Subject: Re: Upgrading NetBSD Userland
To: Hauke Fath <hf@spg.tu-darmstadt.de>
From: Greg Troxel <gdt@ir.bbn.com>
List: netbsd-users
Date: 01/08/2007 10:50:08
Hauke Fath <hf@spg.tu-darmstadt.de> writes:

> Am 05.01.2007 um 13:51 Uhr -0500 schrieb Greg Troxel:
>>1) Install sysutils/etcmanage from pkgsrc.
>
> Out of curiosity: What does etcmanage do that the etcupdate /
> postinstall cpombo does not?

There are a few differences and in the long term I think it might be
useful to merge etcmanage's features into etcupdate.  My high-level
view is that etcmanage does *only* the "-a" feature of etcupdate,
omitting all else, but does it in a way that's intended to not
require a human after it's been set up once.

The most important difference is probably that etcmanage is totally
non-interactive.  It seems etcupdate doesn't have a non-interactive
mode.  For my usage, this is critical, as I've used etcmanage as part
of the strategy for updating a testbed of 20 machines to a new NetBSD
release.

etcmanage can generate manifests and "import" them, to bootstrap
marking files as unchanged and automatically managed.  It can report
the list of files which exist in /etc (and /dev/MAKEDEV*) which are
not automatically managed.  It can add files to the automatically
managed list.

etcmanage will remove files marked as automatically managed if they
are missing in the "new" directory.

Differences that aren't important:
  different storage of md5sums, but semantically the same.

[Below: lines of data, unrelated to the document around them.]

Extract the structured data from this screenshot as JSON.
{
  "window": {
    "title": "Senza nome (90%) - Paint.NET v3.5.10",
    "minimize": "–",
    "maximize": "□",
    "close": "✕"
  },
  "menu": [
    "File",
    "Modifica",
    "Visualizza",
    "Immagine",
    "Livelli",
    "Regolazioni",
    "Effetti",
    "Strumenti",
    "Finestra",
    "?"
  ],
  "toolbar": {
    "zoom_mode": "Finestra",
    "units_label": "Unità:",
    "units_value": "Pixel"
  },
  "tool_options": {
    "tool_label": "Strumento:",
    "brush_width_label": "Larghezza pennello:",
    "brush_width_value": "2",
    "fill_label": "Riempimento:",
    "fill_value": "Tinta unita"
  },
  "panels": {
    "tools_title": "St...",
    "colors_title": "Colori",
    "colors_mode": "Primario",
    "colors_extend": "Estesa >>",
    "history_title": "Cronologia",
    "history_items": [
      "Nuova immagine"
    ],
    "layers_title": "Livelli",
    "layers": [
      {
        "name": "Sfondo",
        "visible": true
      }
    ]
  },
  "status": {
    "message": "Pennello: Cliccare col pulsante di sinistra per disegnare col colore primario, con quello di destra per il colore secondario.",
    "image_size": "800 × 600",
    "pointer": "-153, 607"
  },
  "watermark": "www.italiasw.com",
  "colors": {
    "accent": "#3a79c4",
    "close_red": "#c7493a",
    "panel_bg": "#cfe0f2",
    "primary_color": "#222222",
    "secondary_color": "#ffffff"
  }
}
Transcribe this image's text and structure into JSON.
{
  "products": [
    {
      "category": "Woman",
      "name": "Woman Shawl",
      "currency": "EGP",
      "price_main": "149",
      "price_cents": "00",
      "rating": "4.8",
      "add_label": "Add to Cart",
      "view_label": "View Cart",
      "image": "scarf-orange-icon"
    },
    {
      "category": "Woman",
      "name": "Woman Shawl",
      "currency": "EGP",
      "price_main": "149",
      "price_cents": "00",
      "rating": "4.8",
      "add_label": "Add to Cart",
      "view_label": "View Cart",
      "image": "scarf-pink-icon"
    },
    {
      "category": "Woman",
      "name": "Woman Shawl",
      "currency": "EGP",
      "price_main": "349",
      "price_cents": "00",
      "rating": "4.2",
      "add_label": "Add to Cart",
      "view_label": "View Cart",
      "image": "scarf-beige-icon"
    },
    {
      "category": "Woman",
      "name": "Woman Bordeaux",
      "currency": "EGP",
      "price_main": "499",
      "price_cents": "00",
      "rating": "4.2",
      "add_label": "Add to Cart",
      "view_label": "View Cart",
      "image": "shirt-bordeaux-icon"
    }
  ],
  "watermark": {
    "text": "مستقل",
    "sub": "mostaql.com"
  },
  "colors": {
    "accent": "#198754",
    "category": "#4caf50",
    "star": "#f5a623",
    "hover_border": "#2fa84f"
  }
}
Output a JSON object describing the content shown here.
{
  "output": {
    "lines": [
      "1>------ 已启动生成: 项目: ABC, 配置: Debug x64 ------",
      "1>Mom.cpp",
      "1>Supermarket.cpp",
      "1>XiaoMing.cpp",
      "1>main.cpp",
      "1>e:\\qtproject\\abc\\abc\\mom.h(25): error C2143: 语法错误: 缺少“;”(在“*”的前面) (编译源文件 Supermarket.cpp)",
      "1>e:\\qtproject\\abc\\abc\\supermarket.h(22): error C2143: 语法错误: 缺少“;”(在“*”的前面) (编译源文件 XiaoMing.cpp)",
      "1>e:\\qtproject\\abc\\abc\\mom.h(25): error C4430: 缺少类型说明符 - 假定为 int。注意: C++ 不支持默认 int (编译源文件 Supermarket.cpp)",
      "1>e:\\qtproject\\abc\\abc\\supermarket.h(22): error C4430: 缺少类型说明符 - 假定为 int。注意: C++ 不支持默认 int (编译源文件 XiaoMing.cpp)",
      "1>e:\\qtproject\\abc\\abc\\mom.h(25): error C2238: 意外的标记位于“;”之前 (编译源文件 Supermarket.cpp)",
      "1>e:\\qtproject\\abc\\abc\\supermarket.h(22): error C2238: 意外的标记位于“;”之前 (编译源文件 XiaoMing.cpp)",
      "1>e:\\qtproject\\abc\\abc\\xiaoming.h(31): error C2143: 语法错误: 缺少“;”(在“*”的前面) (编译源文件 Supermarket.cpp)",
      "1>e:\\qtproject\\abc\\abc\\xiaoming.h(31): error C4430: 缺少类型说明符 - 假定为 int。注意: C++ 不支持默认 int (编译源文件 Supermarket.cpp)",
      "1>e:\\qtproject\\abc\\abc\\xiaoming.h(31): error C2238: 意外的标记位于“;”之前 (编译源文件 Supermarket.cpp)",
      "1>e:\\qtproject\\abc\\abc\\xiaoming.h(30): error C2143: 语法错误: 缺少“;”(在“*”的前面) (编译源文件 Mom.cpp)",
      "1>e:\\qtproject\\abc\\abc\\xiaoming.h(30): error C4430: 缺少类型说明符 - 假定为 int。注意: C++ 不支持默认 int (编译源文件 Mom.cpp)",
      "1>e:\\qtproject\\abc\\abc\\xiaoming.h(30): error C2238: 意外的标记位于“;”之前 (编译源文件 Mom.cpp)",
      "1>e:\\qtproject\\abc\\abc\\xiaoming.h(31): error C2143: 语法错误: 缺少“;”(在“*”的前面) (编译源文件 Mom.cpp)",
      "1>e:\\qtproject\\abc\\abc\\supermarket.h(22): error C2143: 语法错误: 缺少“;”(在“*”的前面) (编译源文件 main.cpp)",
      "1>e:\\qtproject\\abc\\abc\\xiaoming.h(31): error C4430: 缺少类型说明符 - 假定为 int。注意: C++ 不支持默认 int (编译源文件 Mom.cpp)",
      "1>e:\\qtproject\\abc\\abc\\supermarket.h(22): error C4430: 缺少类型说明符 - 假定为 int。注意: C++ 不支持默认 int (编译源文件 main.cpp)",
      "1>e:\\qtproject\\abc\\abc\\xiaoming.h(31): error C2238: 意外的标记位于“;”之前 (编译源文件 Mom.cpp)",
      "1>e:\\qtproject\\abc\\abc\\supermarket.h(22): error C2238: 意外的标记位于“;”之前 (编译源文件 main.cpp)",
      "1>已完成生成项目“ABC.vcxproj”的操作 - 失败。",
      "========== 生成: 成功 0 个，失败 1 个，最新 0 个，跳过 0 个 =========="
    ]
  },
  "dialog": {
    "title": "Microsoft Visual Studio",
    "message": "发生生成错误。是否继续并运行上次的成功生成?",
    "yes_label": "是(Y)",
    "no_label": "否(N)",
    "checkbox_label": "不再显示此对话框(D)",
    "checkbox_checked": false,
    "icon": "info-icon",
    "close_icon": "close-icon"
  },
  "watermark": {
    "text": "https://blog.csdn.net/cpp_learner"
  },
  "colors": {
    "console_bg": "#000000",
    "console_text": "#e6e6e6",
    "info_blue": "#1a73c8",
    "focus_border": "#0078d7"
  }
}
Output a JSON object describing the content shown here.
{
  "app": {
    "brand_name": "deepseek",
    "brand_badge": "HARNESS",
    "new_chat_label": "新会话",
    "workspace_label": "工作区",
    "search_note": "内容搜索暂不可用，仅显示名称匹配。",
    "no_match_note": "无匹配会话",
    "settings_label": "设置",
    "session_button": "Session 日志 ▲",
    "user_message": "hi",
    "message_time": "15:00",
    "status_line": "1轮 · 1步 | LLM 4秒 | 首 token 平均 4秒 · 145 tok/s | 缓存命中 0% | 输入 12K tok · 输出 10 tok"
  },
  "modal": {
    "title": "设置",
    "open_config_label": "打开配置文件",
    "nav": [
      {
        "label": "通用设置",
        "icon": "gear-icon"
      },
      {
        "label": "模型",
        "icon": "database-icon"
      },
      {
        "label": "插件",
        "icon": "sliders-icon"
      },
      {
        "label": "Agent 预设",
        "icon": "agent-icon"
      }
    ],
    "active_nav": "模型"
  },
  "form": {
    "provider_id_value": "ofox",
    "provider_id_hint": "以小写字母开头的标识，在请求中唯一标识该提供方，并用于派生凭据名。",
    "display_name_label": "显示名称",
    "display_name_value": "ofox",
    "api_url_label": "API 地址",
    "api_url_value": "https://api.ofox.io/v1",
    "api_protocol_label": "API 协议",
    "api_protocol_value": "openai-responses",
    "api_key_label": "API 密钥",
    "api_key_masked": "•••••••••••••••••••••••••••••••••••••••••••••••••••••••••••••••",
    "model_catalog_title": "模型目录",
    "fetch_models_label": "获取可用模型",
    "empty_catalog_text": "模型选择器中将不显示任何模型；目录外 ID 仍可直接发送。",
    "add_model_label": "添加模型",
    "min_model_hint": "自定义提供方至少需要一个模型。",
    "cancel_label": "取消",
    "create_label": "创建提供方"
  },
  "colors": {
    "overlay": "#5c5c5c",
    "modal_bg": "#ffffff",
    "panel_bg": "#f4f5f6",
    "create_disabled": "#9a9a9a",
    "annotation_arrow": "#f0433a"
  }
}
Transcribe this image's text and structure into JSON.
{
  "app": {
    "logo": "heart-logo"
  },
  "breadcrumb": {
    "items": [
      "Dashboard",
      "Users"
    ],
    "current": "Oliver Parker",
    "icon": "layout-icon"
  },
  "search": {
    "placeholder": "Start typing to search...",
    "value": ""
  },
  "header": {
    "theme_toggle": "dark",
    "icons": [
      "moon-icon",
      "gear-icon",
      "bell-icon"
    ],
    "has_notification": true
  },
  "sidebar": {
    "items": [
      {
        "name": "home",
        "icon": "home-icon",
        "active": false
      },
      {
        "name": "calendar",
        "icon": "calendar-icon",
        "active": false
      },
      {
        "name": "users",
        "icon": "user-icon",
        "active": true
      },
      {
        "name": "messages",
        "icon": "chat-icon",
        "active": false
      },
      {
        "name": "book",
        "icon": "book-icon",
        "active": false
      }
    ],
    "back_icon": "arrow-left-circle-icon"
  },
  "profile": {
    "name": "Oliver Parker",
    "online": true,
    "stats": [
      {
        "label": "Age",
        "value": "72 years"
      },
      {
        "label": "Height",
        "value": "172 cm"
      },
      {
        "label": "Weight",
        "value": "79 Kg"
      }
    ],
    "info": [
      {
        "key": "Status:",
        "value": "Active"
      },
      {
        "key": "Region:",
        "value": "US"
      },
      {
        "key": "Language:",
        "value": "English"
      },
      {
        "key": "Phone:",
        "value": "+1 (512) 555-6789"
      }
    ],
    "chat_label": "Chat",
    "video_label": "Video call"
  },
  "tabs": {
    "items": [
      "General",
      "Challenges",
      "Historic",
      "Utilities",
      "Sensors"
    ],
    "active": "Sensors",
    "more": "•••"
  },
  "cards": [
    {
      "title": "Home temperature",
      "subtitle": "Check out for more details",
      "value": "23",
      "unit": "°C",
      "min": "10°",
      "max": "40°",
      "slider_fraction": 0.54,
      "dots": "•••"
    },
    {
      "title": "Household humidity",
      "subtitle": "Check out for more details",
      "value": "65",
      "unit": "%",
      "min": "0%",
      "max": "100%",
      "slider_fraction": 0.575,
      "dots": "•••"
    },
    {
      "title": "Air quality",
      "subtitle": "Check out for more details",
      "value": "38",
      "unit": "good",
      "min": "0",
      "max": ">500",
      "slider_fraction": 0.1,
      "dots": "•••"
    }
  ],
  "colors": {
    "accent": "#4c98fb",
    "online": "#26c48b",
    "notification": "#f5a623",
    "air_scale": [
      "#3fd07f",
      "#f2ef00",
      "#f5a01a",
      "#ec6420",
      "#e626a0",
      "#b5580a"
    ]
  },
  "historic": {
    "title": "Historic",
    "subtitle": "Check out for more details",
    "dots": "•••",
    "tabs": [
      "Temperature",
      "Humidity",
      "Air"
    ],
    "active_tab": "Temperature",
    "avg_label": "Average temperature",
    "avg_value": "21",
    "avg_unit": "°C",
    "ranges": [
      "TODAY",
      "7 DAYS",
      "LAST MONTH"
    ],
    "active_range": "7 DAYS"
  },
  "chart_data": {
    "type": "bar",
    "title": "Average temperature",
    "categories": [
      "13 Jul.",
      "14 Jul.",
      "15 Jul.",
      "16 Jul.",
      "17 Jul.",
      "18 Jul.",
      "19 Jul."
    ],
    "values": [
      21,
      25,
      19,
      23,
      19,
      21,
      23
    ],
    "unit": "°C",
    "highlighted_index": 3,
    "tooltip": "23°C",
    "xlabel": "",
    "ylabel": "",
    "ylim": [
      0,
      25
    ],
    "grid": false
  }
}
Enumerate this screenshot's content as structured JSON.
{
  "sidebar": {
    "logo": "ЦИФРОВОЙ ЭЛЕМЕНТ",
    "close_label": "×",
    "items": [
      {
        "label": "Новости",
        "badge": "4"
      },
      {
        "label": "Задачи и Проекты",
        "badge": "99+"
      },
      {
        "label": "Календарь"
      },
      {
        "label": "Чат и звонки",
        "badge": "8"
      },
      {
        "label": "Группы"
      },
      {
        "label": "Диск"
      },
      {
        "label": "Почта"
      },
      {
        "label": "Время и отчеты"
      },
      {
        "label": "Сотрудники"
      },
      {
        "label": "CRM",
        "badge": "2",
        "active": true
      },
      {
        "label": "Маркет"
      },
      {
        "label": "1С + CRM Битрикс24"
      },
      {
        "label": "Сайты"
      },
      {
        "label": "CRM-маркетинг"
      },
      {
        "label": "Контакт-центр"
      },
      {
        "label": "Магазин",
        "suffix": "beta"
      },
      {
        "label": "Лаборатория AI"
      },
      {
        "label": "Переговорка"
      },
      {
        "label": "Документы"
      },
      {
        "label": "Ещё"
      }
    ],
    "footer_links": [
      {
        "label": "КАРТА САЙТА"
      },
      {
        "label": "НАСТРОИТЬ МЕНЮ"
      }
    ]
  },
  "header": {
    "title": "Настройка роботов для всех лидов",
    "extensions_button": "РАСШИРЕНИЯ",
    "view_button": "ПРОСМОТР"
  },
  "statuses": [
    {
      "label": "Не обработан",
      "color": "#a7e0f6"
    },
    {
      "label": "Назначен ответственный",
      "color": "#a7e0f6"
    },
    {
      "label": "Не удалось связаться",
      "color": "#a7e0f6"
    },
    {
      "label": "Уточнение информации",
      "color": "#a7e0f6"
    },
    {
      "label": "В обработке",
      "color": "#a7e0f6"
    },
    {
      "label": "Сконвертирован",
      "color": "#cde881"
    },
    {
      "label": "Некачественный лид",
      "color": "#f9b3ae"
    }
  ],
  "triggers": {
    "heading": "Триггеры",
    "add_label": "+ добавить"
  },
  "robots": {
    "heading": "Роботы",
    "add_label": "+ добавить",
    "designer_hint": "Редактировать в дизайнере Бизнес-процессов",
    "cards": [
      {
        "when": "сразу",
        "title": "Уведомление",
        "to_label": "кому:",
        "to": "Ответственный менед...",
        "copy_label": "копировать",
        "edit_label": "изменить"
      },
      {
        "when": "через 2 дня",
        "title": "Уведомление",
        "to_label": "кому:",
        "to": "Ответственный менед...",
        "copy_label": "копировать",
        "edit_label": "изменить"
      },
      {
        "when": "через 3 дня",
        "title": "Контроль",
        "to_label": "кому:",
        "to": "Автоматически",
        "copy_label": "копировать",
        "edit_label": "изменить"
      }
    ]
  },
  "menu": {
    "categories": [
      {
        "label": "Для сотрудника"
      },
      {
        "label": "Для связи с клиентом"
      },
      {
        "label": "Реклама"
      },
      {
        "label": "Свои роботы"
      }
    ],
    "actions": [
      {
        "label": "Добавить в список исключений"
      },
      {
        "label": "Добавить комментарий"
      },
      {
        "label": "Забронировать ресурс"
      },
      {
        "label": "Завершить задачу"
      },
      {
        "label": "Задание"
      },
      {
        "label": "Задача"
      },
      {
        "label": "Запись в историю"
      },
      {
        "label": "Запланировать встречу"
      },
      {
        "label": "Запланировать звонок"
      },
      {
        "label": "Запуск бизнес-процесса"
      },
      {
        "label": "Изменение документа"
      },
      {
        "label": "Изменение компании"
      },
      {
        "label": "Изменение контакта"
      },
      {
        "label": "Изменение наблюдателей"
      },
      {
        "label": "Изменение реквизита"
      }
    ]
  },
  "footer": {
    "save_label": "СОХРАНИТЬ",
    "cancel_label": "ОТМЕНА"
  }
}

I find that etcupdate/postinstall conflict a bit, at least with my
philosophy, in that in my view 'postinstall fix' should only do things
that can't be done with 100% safety programmatically.  So things like
/etc/rc.d/foo is not right should be omitted, and done only by an
etc-management tool.  Sometimes I run 'postinstall check' after
etcmanage is done, and either address things manually or run
postinstall fix.  Or maybe the "guaranteed safe" parts should be
separated so they can simply be run from an upgrade script.